Music director Craig says, "It was important to the show — to the sound of the band and the music — to make it a real thing. Rather than like coming into a gig [and] reading the notes off the page or whatever, we actually needed to feel like a real rock band."
And, rock band they are — with the inclusion of the more prominent players Hedwig and Yitzhak. When Tony-winner Neil Patrick Harris was enlisted to embody the fabulous glam rocker herself, the boys in the band took him out to play some of his first rock ‘n' roll gigs around the city.
"Some of our leads, who have never sung in a rock band or done that sort of thing, it's another way for them to experience this character," says Mislock. "[Hedwig] is supposed to be this punk-rock singer, who sang next to the salad bar at Sizzler for months and months, [so we have them] go to a grungy, Lower East Side venue and be a punk-rock singer."
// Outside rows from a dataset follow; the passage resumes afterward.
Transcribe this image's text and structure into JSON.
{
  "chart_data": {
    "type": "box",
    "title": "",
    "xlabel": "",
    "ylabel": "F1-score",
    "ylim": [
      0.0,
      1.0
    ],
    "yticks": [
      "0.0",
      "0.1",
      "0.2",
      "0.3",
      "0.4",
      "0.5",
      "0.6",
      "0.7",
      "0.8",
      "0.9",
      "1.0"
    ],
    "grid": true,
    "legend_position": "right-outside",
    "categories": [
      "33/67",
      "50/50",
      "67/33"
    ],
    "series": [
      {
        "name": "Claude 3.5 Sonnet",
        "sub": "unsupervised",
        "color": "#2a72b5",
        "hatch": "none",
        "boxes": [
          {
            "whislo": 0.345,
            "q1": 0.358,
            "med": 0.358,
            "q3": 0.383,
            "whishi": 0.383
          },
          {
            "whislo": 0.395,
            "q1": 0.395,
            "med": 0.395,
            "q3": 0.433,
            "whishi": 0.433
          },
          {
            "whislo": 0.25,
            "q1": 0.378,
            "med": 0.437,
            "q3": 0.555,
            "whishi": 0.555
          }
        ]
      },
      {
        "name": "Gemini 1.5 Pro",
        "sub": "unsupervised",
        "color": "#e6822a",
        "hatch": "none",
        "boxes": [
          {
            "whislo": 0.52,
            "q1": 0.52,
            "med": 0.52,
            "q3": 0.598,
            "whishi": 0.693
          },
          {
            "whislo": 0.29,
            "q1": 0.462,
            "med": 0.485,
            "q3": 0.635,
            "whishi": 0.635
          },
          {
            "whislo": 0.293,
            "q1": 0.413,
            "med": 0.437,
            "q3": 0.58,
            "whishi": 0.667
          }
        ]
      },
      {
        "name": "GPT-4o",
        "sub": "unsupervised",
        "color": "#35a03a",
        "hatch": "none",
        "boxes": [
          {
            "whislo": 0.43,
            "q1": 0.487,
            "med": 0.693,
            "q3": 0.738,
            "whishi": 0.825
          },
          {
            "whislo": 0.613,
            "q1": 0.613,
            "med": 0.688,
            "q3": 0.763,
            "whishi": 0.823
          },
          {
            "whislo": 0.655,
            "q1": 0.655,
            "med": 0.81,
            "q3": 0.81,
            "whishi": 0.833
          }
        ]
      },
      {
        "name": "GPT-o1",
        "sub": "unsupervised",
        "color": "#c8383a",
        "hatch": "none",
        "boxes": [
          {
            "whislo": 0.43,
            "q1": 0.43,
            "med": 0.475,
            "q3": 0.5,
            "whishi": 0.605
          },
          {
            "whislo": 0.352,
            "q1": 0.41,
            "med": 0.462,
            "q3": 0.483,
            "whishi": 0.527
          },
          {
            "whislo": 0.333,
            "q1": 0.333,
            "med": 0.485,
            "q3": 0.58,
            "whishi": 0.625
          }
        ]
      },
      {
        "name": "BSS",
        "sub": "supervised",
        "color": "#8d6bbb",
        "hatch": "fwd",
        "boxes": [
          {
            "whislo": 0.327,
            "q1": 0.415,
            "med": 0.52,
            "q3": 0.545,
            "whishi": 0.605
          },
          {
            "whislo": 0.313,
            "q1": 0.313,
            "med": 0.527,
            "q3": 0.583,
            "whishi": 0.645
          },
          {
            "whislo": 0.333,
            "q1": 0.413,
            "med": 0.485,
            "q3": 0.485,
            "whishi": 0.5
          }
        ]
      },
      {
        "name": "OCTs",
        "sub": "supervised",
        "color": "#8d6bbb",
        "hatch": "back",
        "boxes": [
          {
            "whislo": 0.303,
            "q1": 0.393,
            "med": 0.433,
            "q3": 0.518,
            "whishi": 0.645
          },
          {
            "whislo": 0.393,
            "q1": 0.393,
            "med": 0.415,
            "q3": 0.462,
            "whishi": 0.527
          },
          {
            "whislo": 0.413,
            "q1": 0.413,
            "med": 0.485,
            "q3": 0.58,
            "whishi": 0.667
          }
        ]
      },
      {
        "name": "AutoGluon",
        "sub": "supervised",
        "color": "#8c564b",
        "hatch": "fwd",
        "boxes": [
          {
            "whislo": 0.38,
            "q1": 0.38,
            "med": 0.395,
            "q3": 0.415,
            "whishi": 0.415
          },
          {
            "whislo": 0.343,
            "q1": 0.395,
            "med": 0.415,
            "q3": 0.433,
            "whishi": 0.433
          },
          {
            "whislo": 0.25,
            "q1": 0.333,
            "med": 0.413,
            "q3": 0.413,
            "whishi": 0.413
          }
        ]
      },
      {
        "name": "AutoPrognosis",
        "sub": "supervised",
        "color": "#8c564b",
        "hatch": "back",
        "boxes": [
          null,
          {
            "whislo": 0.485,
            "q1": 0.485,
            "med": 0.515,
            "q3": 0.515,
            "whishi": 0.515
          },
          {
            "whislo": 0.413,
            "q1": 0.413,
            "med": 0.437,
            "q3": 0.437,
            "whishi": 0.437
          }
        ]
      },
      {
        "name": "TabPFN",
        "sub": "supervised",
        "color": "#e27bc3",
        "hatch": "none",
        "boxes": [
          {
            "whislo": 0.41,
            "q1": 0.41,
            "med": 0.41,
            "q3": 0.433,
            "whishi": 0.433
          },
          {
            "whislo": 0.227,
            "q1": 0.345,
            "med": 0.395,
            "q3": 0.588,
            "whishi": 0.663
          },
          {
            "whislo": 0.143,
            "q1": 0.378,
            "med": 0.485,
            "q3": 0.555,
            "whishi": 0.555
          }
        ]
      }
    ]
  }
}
Yanowitz adds, "Neil had never played a show in a rock club before we did with him…" Of the group, Craig says, "It's an adjustment for everybody, but we're such a tight-knit and small company that it's kind of fun to bring a new person in and add them to the family. Everybody's brought a different thing to the character, so it's fun for us on stage with that person, seeing the show in a different light in a little bit." The group relies heavily on one another, and every musical piece is crucial to the Broadway puzzle. Plus, the sassy six (Schlatko, Krzyzhtoff, Skszp, Jacek, Yitzhak and Hedwig) get to pull out all the stops every night on Broadway — receiving multiple standing ovations (including ones where the audience forgets to sit back down) throughout the evening. "It's a rock concert," says Yanowitz. "Having a real rock show on Broadway is what excites us." Rock 'n' roll aside, it's also a job. But, according to these guys, it's certainly by no means the pits.
Michael Gioia is the Features Manager of Playbill.com.